For those of you not in the know, The Daring Kitchen is a brilliant online community whereby members are set a monthly cook-along-challenge. You don't have to be a member to see the previous months recipes and photos, but you do need to sign up and commit to taking part to have access to the challenge recipe for the current month. I won't lie, the thought of cooking the same dish from the same recipe as a whole host of expert and adventurous home cooks, most of whom are fellow bloggers ...yeah, it got me a little anxious.
Then when the March challenge was announced I almost cried. The host Julianna from www.eggday.blogspot.co.uk had written an excellent recipe for stroopwafels. Her instructions were clear, her photographs were beautiful and her stroopwafels looked simply divine. But, I had already failed at cooking crunchy skinny style waffles (darn you Norwegian krumkakes), and I thought I had buried my waffle making endeavours 86 feet under in a steel lined coffin, covered with cast concrete and barbed wire and guard dogs, and guard cats, and guard bats and shrimps. Shrimps I tell you(!) The prospect of so publicly failing for a second time and for my first Daring Kitchen challenge did not a happy bunny make me.
But then I grew a set and bought a waffle iron from amazon (together with a shovel, wire cutters and a shrimp trap), and made my very own batch of beautiful and delicious and much-easier-to-make-than-they-look stroopwafels. These were eaten instantly, so many further batches followed including several which were delivered to Cosmin's parents in Transylvania for Easter.
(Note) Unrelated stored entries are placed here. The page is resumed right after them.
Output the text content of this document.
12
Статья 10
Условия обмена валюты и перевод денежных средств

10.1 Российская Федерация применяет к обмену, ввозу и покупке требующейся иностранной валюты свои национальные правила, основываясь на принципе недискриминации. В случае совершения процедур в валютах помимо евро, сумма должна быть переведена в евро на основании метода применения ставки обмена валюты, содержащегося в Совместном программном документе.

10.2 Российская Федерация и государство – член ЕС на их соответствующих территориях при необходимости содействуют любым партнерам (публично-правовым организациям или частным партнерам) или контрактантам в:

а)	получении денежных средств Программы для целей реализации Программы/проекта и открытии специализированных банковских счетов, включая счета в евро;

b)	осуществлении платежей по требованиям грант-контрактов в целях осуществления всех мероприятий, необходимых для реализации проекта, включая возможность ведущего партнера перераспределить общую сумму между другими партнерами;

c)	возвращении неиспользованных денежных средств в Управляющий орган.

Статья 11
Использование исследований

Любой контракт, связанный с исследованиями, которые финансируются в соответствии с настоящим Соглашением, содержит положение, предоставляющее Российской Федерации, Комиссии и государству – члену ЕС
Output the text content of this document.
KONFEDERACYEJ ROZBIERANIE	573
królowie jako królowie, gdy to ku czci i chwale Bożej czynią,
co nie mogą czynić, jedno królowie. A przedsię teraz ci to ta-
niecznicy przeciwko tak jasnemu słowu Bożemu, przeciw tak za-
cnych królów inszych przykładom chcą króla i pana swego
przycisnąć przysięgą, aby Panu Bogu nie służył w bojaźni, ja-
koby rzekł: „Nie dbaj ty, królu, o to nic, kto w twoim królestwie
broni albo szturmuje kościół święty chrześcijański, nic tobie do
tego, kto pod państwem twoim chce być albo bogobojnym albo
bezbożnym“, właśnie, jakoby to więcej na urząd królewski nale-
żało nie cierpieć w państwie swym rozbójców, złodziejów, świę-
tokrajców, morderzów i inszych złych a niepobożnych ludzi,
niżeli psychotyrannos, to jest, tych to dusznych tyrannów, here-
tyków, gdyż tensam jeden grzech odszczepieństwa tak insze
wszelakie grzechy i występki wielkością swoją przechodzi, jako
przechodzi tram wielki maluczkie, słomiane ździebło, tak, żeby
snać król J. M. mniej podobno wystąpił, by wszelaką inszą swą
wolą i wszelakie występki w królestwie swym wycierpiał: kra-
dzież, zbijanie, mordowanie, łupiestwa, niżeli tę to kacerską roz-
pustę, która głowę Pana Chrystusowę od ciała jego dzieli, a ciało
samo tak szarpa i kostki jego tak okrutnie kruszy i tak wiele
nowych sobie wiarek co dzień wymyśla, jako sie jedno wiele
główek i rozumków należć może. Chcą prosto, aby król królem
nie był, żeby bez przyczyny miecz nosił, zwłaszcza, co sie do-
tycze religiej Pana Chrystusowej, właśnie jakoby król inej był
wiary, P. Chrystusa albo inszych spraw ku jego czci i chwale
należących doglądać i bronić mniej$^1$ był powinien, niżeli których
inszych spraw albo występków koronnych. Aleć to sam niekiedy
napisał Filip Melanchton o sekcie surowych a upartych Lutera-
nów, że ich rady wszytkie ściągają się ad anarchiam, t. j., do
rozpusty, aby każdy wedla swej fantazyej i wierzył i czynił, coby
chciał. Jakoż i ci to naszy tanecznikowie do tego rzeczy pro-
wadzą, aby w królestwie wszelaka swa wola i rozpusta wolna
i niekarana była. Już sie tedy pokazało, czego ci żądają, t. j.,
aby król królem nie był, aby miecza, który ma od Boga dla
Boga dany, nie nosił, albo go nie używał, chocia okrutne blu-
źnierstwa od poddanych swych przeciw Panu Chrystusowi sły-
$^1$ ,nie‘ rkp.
These beauties originate from the Netherlands, from where we're scheduled to "visit" for our regular TheTasteTrail series in just a few weeks time. This Daring Kitchen challenge was almost a case of perfect timing. Because we're early, and because any excuse to cook and eat more food is heartily welcomed in our home we have posted our stroopwafel under The Netherlands, but will still cook an additional Dutch dessert in a couple of weeks time.
- 120ml lukewarm water
- 7g dried yeast
- 100g caster sugar
- 1/4 tsp salt
- 225g melted butter
- 2 large eggs
- 500g plain flour
- 1/4 tsp cardamom
- 300g dark brown sugar
- 225g butter grated or cut into small cubes
- 4.5 tbsp golden syrup
- 2 tbsp treacle
NUTRITIONAL CONTENT PER PORTION
- Calories | 226
- Fat | 10.6g
Makes | 24
Prep Time | 30 minutes
Cooking Time | 1 hour 30 minutes
- To make the waffle dough stir together the water, yeast salt and a pinch of sugar. Cover and leave for about three minutes for the yeast to activate.
- Stir in the sugar and butter and then the eggs. Continue stirring until well combined. Cover in clingfilm/saran wrap and leave to rest whilst you make the filling.
- In a heavy bottom pan stir together all the filling ingredients then turn your hob to low (do not stir from this point onwards otherwise your syrup will crystallise). Once your sugar has dissolved, brush the sides of the pan down with a wet pastry brush, increase the temperature to medium high and attach a candy thermometre. Once your syrup has reached 115°c, remove from the heat and beat until smooth.
- Divide your dough into 24 pieces and roll into balls.
- Heat your waffle maker to medium high. I didn't need to grease mine as it is non-stick, but if yours isn't then use an oil spray to prevent your dough from sticking.
- Insert a ball of dough into your iron and close the lid to flatten and cook them. The timing varies depending on which iron you use, you want them to be a deep golden brown. Julianna advises that if they're undercooked then they will not be crispy when cool, but if they're overcooked you won't be able to split the cookie to fill it. You'll get a feel for it, perhaps on your first waffle, or perhaps after a few. Don't worry, nothing will go to waste you can always eat the ones that don't work.
- Once cooked remove from the iron with an offset spatula and immediately cut out using a cookie cutter, slice along the middle with a sharp knife, spread with the filling and sandwich back together. Leave to cool and crisp on a drying rack.